Does the source address passed to bootaux have to be 8-byte aligned?

xiaokaoy · ‎02-23-2021

Hello

I'm working with imx8dual. I'm trying to start M4 from Uboot, using the bootaux command. I've found that bootaux will only succeed if the source address passed to it is 8-byte aligned.

e.g.

If bootaux 0x90000000, M4 can start to run successfully.

If bootaux 0x90000004, M4 cannot.

Reading the source code of bootaux, we can see that basically, bootaux calls arch_auxiliary_core_up, which, in turn, calls memcpy((void *)aux_core_ram, (void *)addr, size)

In the case of bootaux 0x90000004, however, M4 can also start by any of the following means:

(1) calls memset((void *)aux_core_ram, 0, size) before

memcpy((void *)aux_core_ram, (void *)addr, size)

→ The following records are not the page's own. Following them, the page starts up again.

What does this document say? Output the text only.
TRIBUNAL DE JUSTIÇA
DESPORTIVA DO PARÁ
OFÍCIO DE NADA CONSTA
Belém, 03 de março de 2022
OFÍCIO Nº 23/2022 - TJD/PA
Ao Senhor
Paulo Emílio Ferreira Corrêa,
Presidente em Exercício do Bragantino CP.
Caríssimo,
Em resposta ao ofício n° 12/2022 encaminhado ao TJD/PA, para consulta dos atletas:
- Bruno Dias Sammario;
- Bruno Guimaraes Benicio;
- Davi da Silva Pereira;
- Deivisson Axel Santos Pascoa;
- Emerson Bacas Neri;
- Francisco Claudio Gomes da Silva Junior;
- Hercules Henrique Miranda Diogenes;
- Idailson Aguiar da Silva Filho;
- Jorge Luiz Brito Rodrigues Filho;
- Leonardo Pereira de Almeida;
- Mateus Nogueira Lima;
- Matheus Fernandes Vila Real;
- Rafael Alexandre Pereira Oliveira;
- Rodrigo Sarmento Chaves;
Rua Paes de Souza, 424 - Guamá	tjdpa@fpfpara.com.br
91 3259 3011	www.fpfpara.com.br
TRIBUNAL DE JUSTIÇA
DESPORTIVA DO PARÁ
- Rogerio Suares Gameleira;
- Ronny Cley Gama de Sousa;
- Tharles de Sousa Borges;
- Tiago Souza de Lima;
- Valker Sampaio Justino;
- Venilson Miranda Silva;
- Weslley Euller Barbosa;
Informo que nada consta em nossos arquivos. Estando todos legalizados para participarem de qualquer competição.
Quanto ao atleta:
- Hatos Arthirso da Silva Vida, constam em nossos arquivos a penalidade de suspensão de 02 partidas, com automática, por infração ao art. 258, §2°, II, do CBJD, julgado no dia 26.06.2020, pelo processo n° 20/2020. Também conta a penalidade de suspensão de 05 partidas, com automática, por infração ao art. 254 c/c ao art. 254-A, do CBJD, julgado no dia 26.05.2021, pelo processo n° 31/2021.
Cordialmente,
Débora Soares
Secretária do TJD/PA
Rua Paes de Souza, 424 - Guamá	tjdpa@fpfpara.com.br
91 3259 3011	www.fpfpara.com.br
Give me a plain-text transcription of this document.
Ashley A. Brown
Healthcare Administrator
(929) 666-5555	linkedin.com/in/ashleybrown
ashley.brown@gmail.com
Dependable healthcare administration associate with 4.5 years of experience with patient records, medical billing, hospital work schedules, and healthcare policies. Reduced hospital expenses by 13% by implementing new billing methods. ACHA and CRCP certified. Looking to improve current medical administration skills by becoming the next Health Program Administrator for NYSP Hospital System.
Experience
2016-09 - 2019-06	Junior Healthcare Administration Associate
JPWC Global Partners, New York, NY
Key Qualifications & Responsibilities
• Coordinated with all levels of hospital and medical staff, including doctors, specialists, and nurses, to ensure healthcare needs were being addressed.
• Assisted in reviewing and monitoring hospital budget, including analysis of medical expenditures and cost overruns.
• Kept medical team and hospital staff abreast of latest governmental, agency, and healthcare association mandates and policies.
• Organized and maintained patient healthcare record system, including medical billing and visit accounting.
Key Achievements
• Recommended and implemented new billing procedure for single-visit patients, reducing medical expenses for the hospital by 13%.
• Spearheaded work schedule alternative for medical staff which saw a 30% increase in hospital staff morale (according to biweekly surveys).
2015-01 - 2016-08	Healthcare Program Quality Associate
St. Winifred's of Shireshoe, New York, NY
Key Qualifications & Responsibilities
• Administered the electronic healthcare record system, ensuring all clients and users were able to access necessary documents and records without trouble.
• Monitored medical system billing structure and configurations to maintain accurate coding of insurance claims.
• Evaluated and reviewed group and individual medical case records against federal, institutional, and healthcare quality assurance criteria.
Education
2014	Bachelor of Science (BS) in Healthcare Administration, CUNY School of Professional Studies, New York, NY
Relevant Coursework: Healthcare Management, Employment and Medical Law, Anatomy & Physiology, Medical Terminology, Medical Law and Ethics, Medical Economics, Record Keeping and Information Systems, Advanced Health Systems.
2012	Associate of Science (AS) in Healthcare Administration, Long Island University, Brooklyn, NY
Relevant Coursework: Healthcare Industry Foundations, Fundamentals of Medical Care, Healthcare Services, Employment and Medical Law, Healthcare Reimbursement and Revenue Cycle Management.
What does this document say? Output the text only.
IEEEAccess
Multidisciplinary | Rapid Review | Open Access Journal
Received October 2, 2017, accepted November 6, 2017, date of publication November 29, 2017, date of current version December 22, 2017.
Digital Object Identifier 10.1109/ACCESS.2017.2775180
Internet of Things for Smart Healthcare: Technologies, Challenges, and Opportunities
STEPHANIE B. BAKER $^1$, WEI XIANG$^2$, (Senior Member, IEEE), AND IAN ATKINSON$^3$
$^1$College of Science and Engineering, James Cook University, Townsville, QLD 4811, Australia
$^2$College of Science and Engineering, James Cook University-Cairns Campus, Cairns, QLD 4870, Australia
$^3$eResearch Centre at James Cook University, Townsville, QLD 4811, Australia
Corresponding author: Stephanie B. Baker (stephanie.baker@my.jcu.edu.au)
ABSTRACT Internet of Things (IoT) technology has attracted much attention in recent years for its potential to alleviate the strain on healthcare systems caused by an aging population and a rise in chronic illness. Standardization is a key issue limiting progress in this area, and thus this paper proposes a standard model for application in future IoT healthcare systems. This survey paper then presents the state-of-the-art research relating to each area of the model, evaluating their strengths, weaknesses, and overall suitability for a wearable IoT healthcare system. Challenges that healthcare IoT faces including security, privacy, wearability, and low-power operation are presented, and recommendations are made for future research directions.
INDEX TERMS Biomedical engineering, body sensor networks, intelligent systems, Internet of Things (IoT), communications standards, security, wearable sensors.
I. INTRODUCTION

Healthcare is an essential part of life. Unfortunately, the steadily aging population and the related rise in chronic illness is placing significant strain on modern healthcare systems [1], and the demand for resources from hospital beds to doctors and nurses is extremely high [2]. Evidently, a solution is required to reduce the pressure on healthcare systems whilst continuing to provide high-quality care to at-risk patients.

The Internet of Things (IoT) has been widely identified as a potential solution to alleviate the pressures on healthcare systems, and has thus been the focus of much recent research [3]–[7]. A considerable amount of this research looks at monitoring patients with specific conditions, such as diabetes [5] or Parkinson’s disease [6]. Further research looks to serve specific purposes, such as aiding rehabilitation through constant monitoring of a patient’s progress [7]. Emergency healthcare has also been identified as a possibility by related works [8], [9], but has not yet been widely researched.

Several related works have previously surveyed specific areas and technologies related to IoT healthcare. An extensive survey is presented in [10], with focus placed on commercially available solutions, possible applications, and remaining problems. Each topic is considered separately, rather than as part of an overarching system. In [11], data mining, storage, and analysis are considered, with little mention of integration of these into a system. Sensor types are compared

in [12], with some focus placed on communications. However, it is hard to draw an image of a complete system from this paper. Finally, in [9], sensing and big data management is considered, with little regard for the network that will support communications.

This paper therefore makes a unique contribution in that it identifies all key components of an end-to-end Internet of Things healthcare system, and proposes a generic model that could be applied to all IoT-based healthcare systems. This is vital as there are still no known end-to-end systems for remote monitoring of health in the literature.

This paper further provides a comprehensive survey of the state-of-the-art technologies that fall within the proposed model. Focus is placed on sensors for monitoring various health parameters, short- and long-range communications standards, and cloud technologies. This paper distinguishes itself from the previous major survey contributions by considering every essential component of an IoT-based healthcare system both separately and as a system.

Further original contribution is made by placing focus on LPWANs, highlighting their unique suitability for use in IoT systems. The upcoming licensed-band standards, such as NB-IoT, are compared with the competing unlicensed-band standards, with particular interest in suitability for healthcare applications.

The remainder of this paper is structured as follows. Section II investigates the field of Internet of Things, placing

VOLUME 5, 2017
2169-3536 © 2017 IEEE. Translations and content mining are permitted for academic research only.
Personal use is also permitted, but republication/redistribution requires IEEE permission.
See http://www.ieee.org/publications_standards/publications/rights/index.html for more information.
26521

(2) calls memset((void *)aux_core_ram, 0xff, size)before

memcpy((void *)aux_core_ram, (void *)addr, size)

(3) replace memcpy((void *)aux_core_ram, (void *)addr, size) with

for (int i=0; i<size/4; i++)
*((uint32_t*)aux_core_ram+i) = *((uint32_t*)addr+i);

I must add that
for (int i=0; i<size; i++)
*((uint8_t*)aux_core_ram+i) = *((uint8_t*)addr+i);

doesn't help.

Can anyone explain this?

jimmychan · ‎04-25-2021

Hello,

I got the reply from the AE

----------------

I think the reason is ECC. In iMX8, ECC is enabled in TCM.

When ECC is enabled, user need to do a ECC clean first (write 0 to whole TCML) and then write customized image to TCML area.

----------------

Best regards,

Jimmy

在原帖中查看解决方案

jimmychan · ‎03-04-2021

I will check this for you.

xiaokaoy · ‎03-04-2021

Thanks.

Our tests show that at least 128K must be written into TCM, and that they must be written word by word (a 32 or 64-bit number at a time).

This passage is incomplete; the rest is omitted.